Mit weiterer Propaganda ließe sich das Missverhältnis vielleicht beheben, so lange will die ICANN aber nicht warten. Vom 13. bis 17. Juli versammelt sich das Gremium in Yokohama, Japan. Auf der Tagesordnung steht an erster Stelle die Frage, ob neue so genannte Top-Level-Domains über die heute bekannten Adressenendungen „.com“, „.org“ und „.net“ hinaus eingeführt werden sollen. Das Problem ist seit Jahren umstritten und soll nun noch vor Ende des Jahres einer Lösung zugeführt werden. Falls es dazu kommt, ist eine der offensichtlichsten und folgenreichsten Entscheidungen der ICANN bereits getroffen, bevor auch nur einer der Wahldirektoren seine Arbeit aufnehemen konnte. Damit nämlich ist frühestens im nächsten Frühjahr zu rechnen. Die ersten fünf Volksvertreter haben dann vor allem zu beweisen, dass sie den vorgegebenen Aufgaben der ICANN keinen Schaden zufügen.

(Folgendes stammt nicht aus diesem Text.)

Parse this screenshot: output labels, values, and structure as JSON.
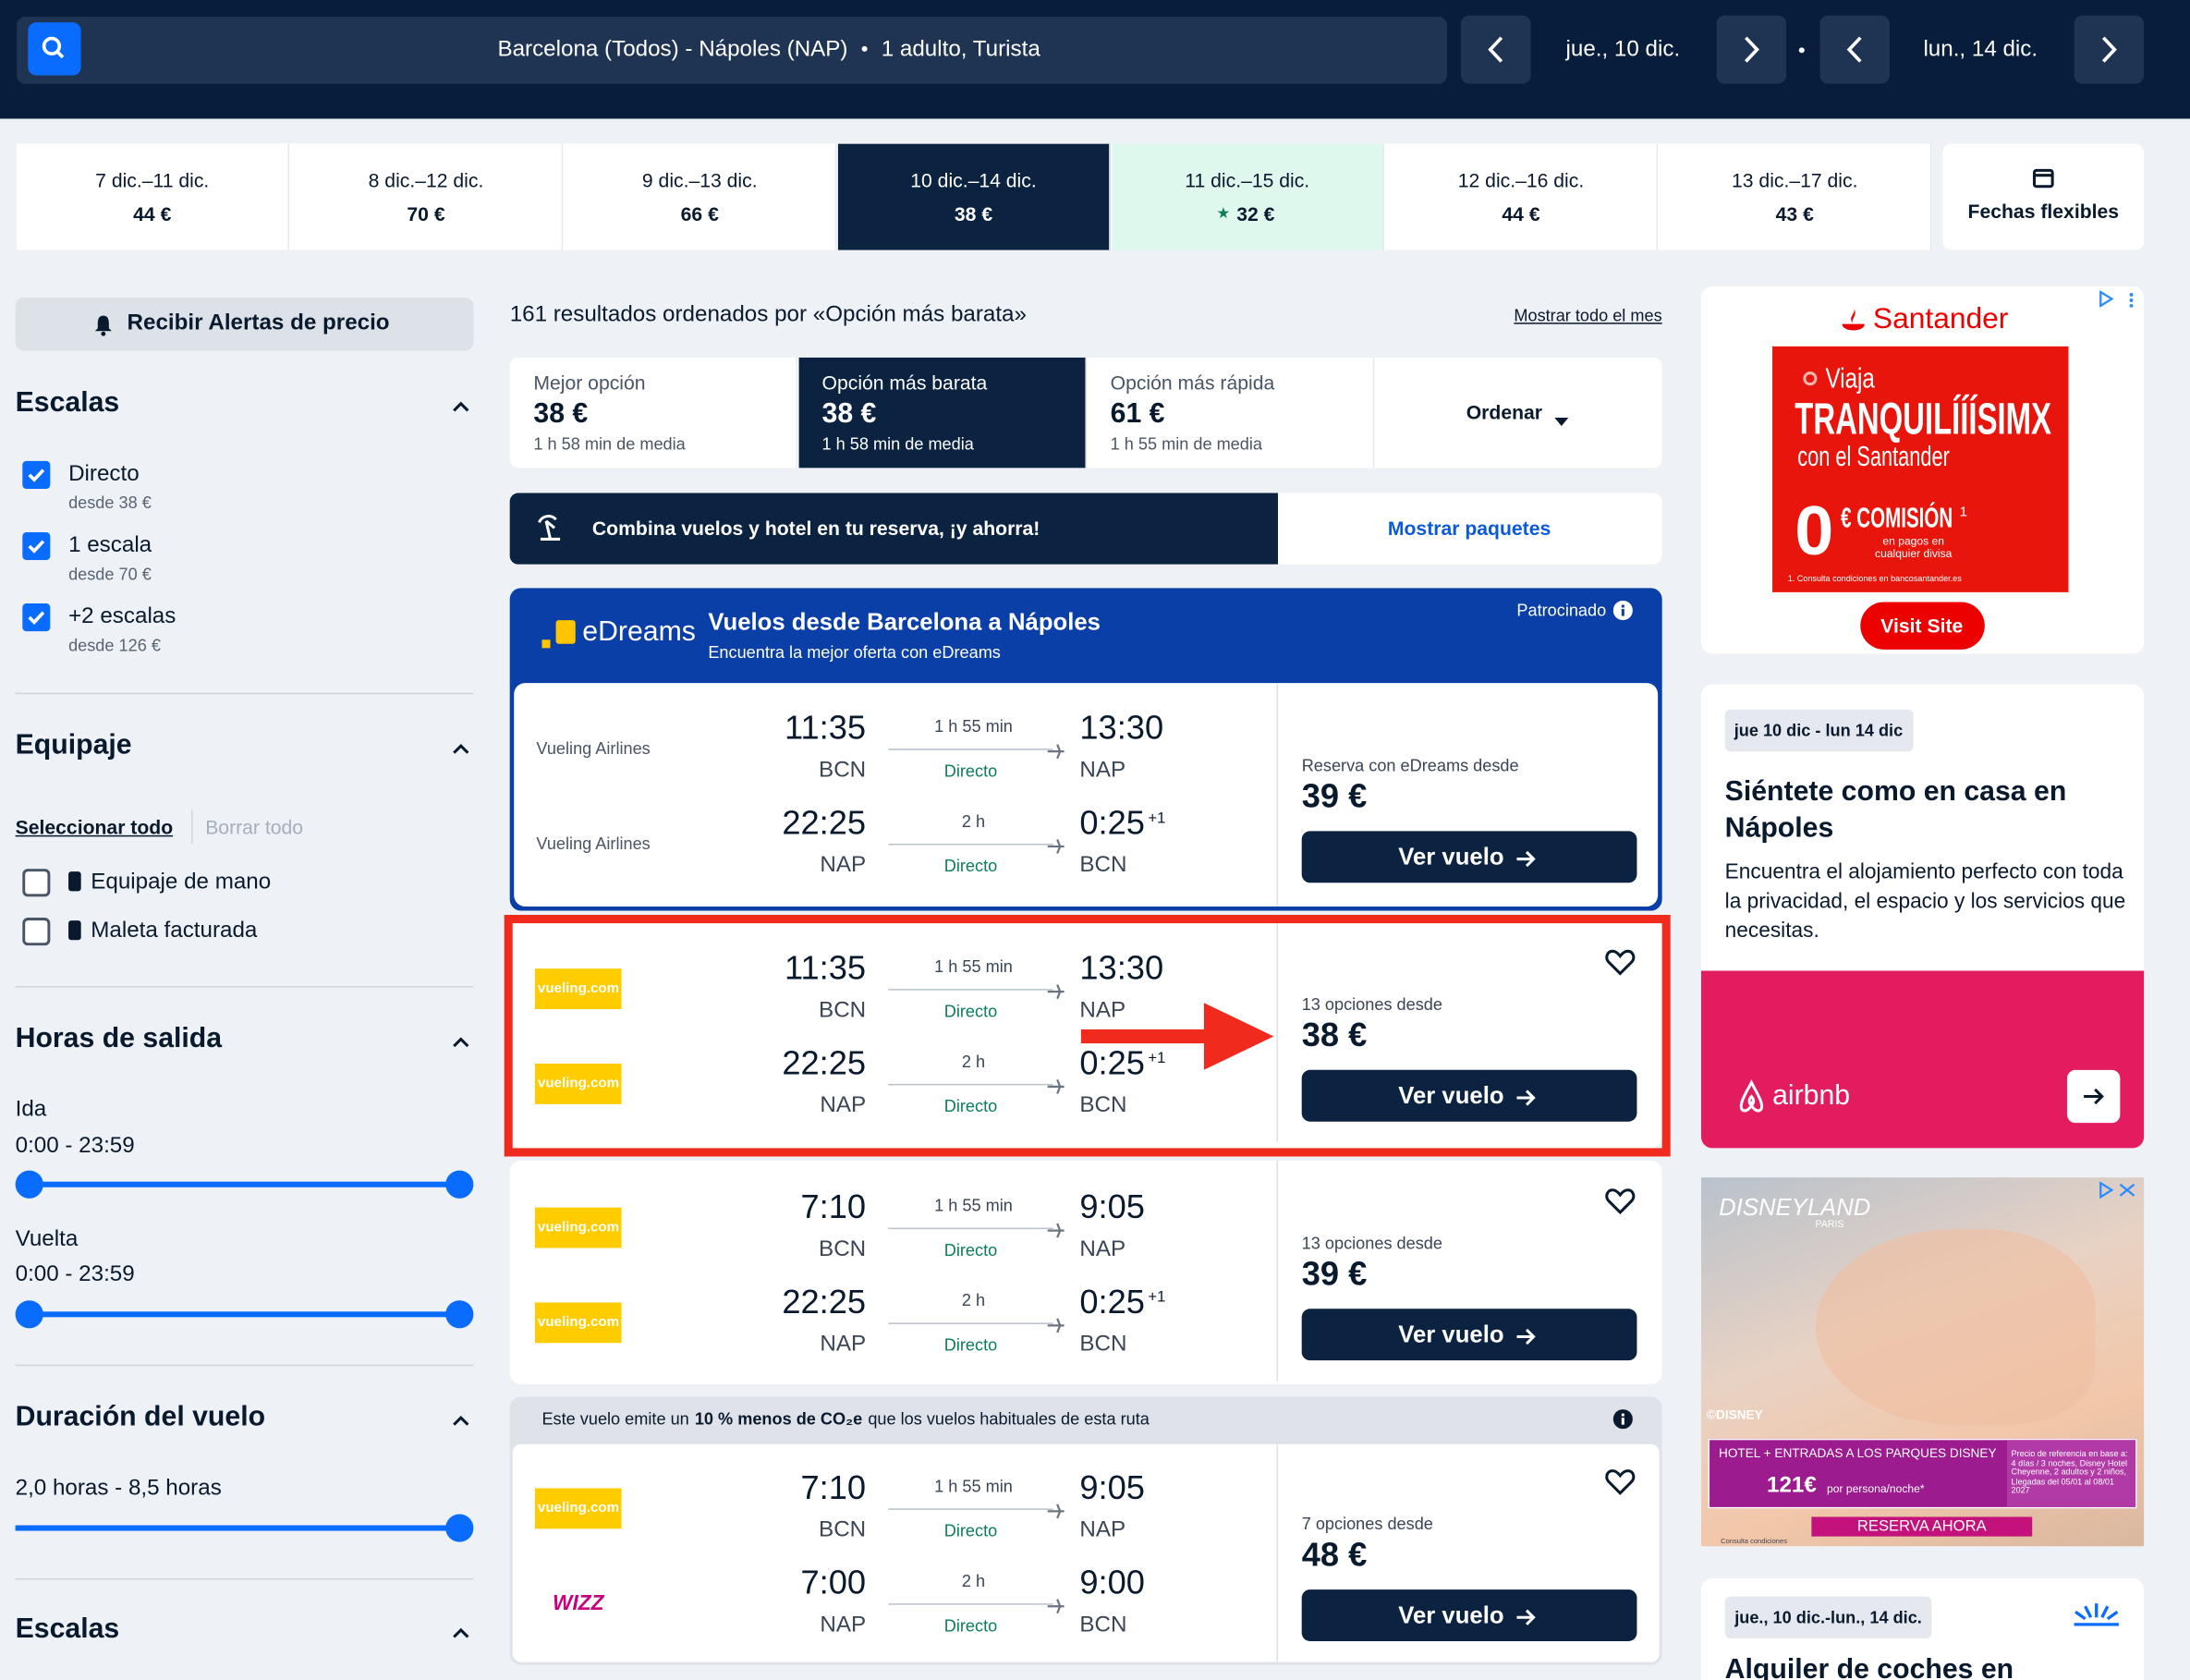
{
  "search": {
    "route": "Barcelona (Todos) - Nápoles (NAP)",
    "passengers": "1 adulto, Turista",
    "depart": "jue., 10 dic.",
    "return": "lun., 14 dic."
  },
  "date_strip": [
    {
      "dates": "7 dic.–11 dic.",
      "price": "44 €"
    },
    {
      "dates": "8 dic.–12 dic.",
      "price": "70 €"
    },
    {
      "dates": "9 dic.–13 dic.",
      "price": "66 €"
    },
    {
      "dates": "10 dic.–14 dic.",
      "price": "38 €"
    },
    {
      "dates": "11 dic.–15 dic.",
      "price": "32 €"
    },
    {
      "dates": "12 dic.–16 dic.",
      "price": "44 €"
    },
    {
      "dates": "13 dic.–17 dic.",
      "price": "43 €"
    }
  ],
  "flexible": "Fechas flexibles",
  "sidebar": {
    "alert": "Recibir Alertas de precio",
    "stops": {
      "title": "Escalas",
      "options": [
        {
          "label": "Directo",
          "from": "desde 38 €"
        },
        {
          "label": "1 escala",
          "from": "desde 70 €"
        },
        {
          "label": "+2 escalas",
          "from": "desde 126 €"
        }
      ]
    },
    "baggage": {
      "title": "Equipaje",
      "select_all": "Seleccionar todo",
      "clear_all": "Borrar todo",
      "options": [
        "Equipaje de mano",
        "Maleta facturada"
      ]
    },
    "departure_times": {
      "title": "Horas de salida",
      "outbound": "Ida",
      "outbound_range": "0:00 - 23:59",
      "return": "Vuelta",
      "return_range": "0:00 - 23:59"
    },
    "duration": {
      "title": "Duración del vuelo",
      "range": "2,0 horas - 8,5 horas"
    },
    "stops_bottom": "Escalas"
  },
  "results": {
    "summary": "161 resultados ordenados por «Opción más barata»",
    "month_link": "Mostrar todo el mes",
    "sort_tabs": [
      {
        "label": "Mejor opción",
        "price": "38 €",
        "duration": "1 h 58 min de media"
      },
      {
        "label": "Opción más barata",
        "price": "38 €",
        "duration": "1 h 58 min de media"
      },
      {
        "label": "Opción más rápida",
        "price": "61 €",
        "duration": "1 h 55 min de media"
      }
    ],
    "sort_button": "Ordenar"
  },
  "promo": {
    "text": "Combina vuelos y hotel en tu reserva, ¡y ahorra!",
    "button": "Mostrar paquetes"
  },
  "sponsored": {
    "brand": "eDreams",
    "title": "Vuelos desde Barcelona a Nápoles",
    "subtitle": "Encuentra la mejor oferta con eDreams",
    "label": "Patrocinado",
    "legs": [
      {
        "airline": "Vueling Airlines",
        "dep": "11:35",
        "dep_code": "BCN",
        "duration": "1 h 55 min",
        "stops": "Directo",
        "arr": "13:30",
        "arr_code": "NAP"
      },
      {
        "airline": "Vueling Airlines",
        "dep": "22:25",
        "dep_code": "NAP",
        "duration": "2 h",
        "stops": "Directo",
        "arr": "0:25",
        "day_offset": "+1",
        "arr_code": "BCN"
      }
    ],
    "price_label": "Reserva con eDreams desde",
    "price": "39 €",
    "button": "Ver vuelo"
  },
  "flights": [
    {
      "legs": [
        {
          "logo": "vueling.com",
          "dep": "11:35",
          "dep_code": "BCN",
          "duration": "1 h 55 min",
          "stops": "Directo",
          "arr": "13:30",
          "arr_code": "NAP"
        },
        {
          "logo": "vueling.com",
          "dep": "22:25",
          "dep_code": "NAP",
          "duration": "2 h",
          "stops": "Directo",
          "arr": "0:25",
          "day_offset": "+1",
          "arr_code": "BCN"
        }
      ],
      "options": "13 opciones desde",
      "price": "38 €",
      "button": "Ver vuelo"
    },
    {
      "legs": [
        {
          "logo": "vueling.com",
          "dep": "7:10",
          "dep_code": "BCN",
          "duration": "1 h 55 min",
          "stops": "Directo",
          "arr": "9:05",
          "arr_code": "NAP"
        },
        {
          "logo": "vueling.com",
          "dep": "22:25",
          "dep_code": "NAP",
          "duration": "2 h",
          "stops": "Directo",
          "arr": "0:25",
          "day_offset": "+1",
          "arr_code": "BCN"
        }
      ],
      "options": "13 opciones desde",
      "price": "39 €",
      "button": "Ver vuelo"
    },
    {
      "note": {
        "prefix": "Este vuelo emite un",
        "highlight": "10 % menos de CO₂e",
        "suffix": "que los vuelos habituales de esta ruta"
      },
      "legs": [
        {
          "logo": "vueling.com",
          "dep": "7:10",
          "dep_code": "BCN",
          "duration": "1 h 55 min",
          "stops": "Directo",
          "arr": "9:05",
          "arr_code": "NAP"
        },
        {
          "logo": "WIZZ",
          "dep": "7:00",
          "dep_code": "NAP",
          "duration": "2 h",
          "stops": "Directo",
          "arr": "9:00",
          "arr_code": "BCN"
        }
      ],
      "options": "7 opciones desde",
      "price": "48 €",
      "button": "Ver vuelo"
    }
  ],
  "ads": {
    "santander": {
      "brand": "Santander",
      "line1": "Viaja",
      "line2": "TRANQUILÍÍÍSIMX",
      "line3": "con el Santander",
      "zero": "0",
      "commission": "€ COMISIÓN",
      "footnote_mark": "1",
      "detail": "en pagos en cualquier divisa",
      "footnote": "1. Consulta condiciones en bancosantander.es",
      "button": "Visit Site"
    },
    "airbnb": {
      "dates": "jue 10 dic - lun 14 dic",
      "title": "Siéntete como en casa en Nápoles",
      "text": "Encuentra el alojamiento perfecto con toda la privacidad, el espacio y los servicios que necesitas.",
      "brand": "airbnb"
    },
    "disney": {
      "brand": "DISNEYLAND",
      "city": "PARIS",
      "copyright": "©DISNEY",
      "offer": "HOTEL + ENTRADAS A LOS PARQUES DISNEY",
      "price": "121€",
      "per": "por persona/noche*",
      "fine_print": "Precio de referencia en base a: 4 días / 3 noches, Disney Hotel Cheyenne, 2 adultos y 2 niños, Llegadas del 05/01 al 08/01 2027",
      "button": "RESERVA AHORA",
      "conditions": "Consulta condiciones"
    },
    "cars": {
      "dates": "jue., 10 dic.-lun., 14 dic.",
      "title": "Alquiler de coches en"
    }
  }
}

Erst nach einer Probezeit von sechs Monaten will ICANN zum zweiten Teil der Internetwahl aufrufen, mit der dann die verbliebenen vier Direktorenposten besetzt werden sollen. In dieser Testphase behält sich die Direktoriumsmehrheit vor, das Wahlverfahren erneut abzuändern. Die „gewisse Spannung“ nämlich, die zwischen der Forderung nach „sachlicher Qualifikation“ und der Wahlfreiheit eines souveränen Volkes bestehe, sei nun mal „unvermeidlich“, meint Andrew McLaughlin, der Chefpolitiker bei ICANN.